According to a memo obtained by ESPN that was send from the commissioner to all NFL owners:
If someone is charged with domestic violence or sexual assault, there will be a mandatory evaluation and, where professionally indicated, counseling or other specialized services. Effective immediately, violations of the Personal Conduct Policy regarding assault, battery, domestic violence or sexual assault that involve physical force will be subject to a suspension without pay of six games for a first offense, with consideration given to mitigating factors, as well as a longer suspension when circumstances warrant.
A second offense will result in banishment from the NFL; while an individual may petition for reinstatement after one year, there will be no presumption or assurance that the petition will be granted. These disciplinary standards will apply to all NFL personnel.
The recent changes come following harsh criticism the league received for its handling of the domestic violence situation between Baltimore Ravens running back Ray Rice and his then-fiancee, Janay Palmer, at an Atlantic City casino in February.
Rice was arrested after knocking Palmer out in an elevator. After the incident, the NFL gave Rice a two-game suspension.

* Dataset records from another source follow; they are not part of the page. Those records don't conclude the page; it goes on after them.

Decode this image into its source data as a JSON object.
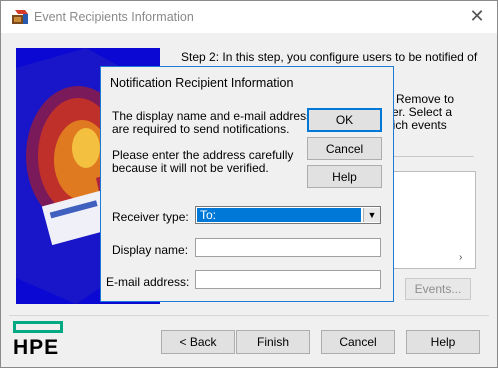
{
  "window": {
    "title": "Event Recipients Information",
    "app_icon": "setup-icon",
    "close_glyph": "✕"
  },
  "wizard": {
    "step_text_line1": "Step 2:  In this step, you configure users to be notified of",
    "bg_text_1": "e Remove to",
    "bg_text_2": "ser. Select a",
    "bg_text_3": "hich events",
    "events_button": "Events...",
    "scroll_right_glyph": "›",
    "logo_text": "HPE",
    "back_button": "< Back",
    "finish_button": "Finish",
    "cancel_button": "Cancel",
    "help_button": "Help"
  },
  "dialog": {
    "title": "Notification Recipient Information",
    "info_line1": "The display name and e-mail address",
    "info_line2": "are required to send notifications.",
    "warn_line1": "Please enter the address carefully",
    "warn_line2": "because it will not be verified.",
    "ok_button": "OK",
    "cancel_button": "Cancel",
    "help_button": "Help",
    "receiver_type_label": "Receiver type:",
    "receiver_type_value": "To:",
    "display_name_label": "Display name:",
    "display_name_value": "",
    "email_label": "E-mail address:",
    "email_value": ""
  },
  "colors": {
    "accent": "#0078d7",
    "hpe_green": "#01a982"
  }
}
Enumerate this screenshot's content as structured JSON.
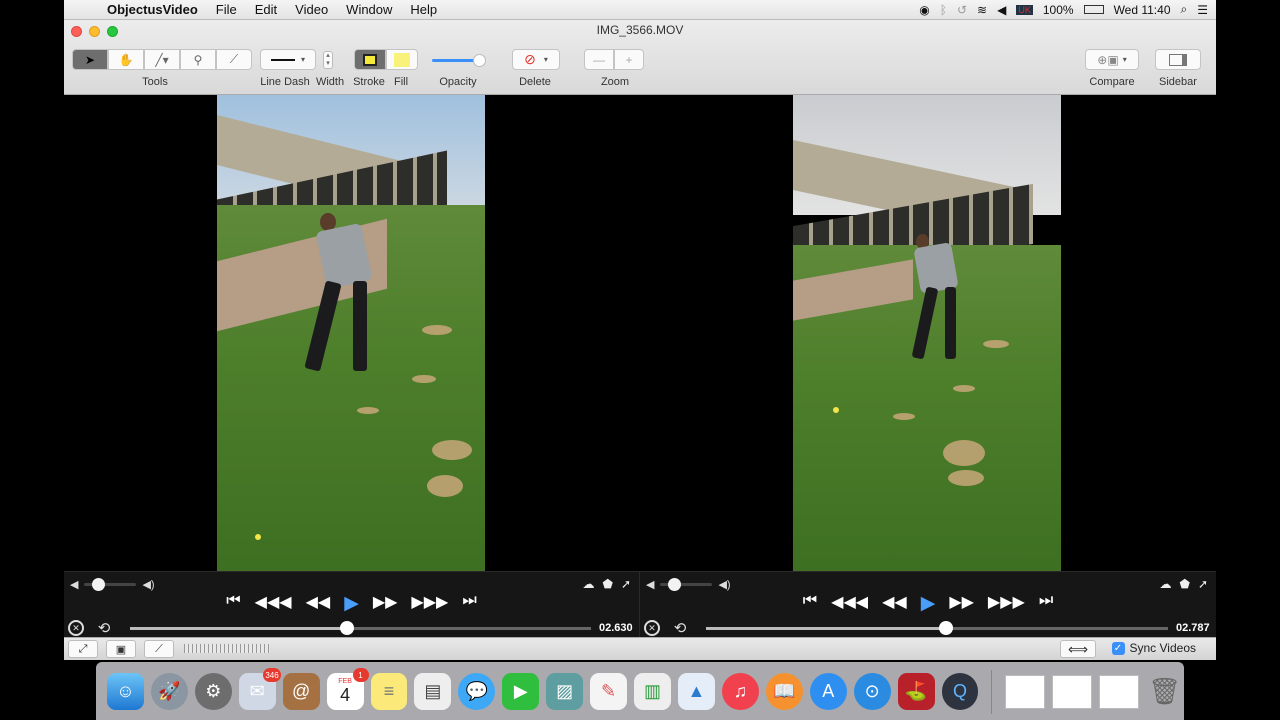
{
  "menubar": {
    "app_name": "ObjectusVideo",
    "menus": [
      "File",
      "Edit",
      "Video",
      "Window",
      "Help"
    ],
    "battery": "100%",
    "clock": "Wed 11:40"
  },
  "window": {
    "title": "IMG_3566.MOV"
  },
  "toolbar": {
    "tools_label": "Tools",
    "line_dash_label": "Line Dash",
    "width_label": "Width",
    "stroke_label": "Stroke",
    "fill_label": "Fill",
    "opacity_label": "Opacity",
    "delete_label": "Delete",
    "zoom_label": "Zoom",
    "compare_label": "Compare",
    "sidebar_label": "Sidebar",
    "stroke_color": "#f3ea3a",
    "fill_color": "#f8f27a",
    "opacity_level": 0.9
  },
  "players": {
    "left": {
      "timecode": "02.630",
      "position": 0.47,
      "volume": 0.15
    },
    "right": {
      "timecode": "02.787",
      "position": 0.52,
      "volume": 0.15
    }
  },
  "bottombar": {
    "sync_label": "Sync Videos",
    "sync_checked": true
  },
  "dock": {
    "mail_badge": "346",
    "calendar_badge": "1",
    "calendar_month": "FEB",
    "calendar_day": "4"
  },
  "colors": {
    "accent": "#4a9df8"
  }
}
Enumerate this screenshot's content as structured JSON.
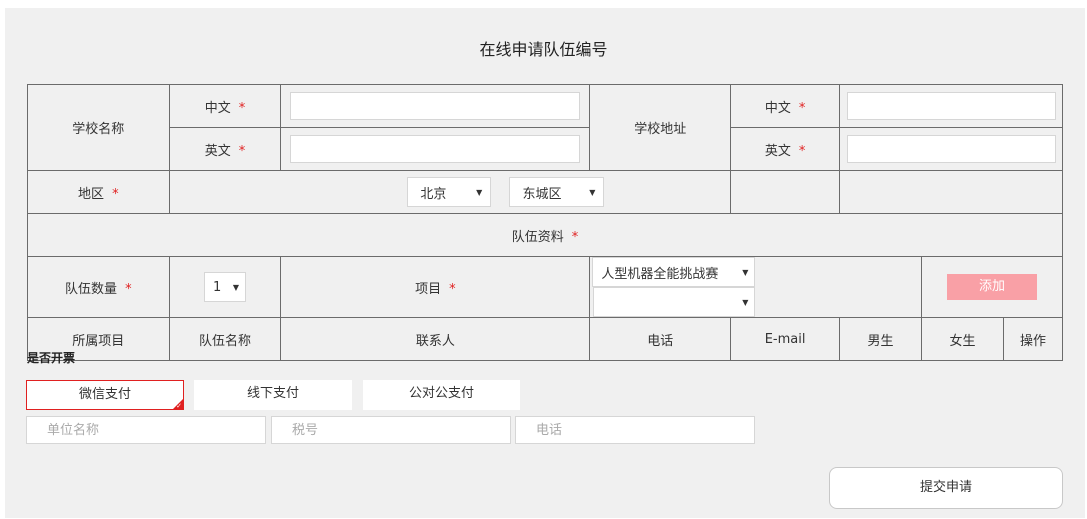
{
  "page": {
    "title": "在线申请队伍编号"
  },
  "form": {
    "school_name_label": "学校名称",
    "school_address_label": "学校地址",
    "chinese_label": "中文",
    "english_label": "英文",
    "required_mark": "*",
    "region_label": "地区",
    "region_city": "北京",
    "region_district": "东城区",
    "team_info_label": "队伍资料",
    "team_count_label": "队伍数量",
    "team_count_value": "1",
    "project_label": "项目",
    "project_value": "人型机器全能挑战赛",
    "project_sub_value": "",
    "add_button": "添加"
  },
  "team_table": {
    "columns": [
      "所属项目",
      "队伍名称",
      "联系人",
      "电话",
      "E-mail",
      "男生",
      "女生",
      "操作"
    ]
  },
  "invoice": {
    "label": "是否开票",
    "payment_options": [
      "微信支付",
      "线下支付",
      "公对公支付"
    ],
    "selected_payment": "微信支付",
    "company_name_placeholder": "单位名称",
    "tax_id_placeholder": "税号",
    "phone_placeholder": "电话"
  },
  "submit_button": "提交申请",
  "colors": {
    "required": "#e02020",
    "add_button_bg": "#f9a0a6",
    "panel_bg": "#f0f0f0",
    "border": "#6b6b6b"
  }
}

Goodell indirectly addressed the Rice situation by saying:
At times, however, and despite our best efforts, we fall short of our goals. We clearly did so in response to a recent incident of domestic violence. We allowed our standards to fall below where they should be and lost an important opportunity to emphasize our strong stance on a critical issue and the effective programs we have in place. My disciplinary decision led the public to question our sincerity, our commitment, and whether we understood the toll that domestic violence inflicts on so many families. I take responsibility both for the decision and for ensuring that our actions in the future properly reflect our values. I didn’t get it right. Simply put, we have to do better. And we will.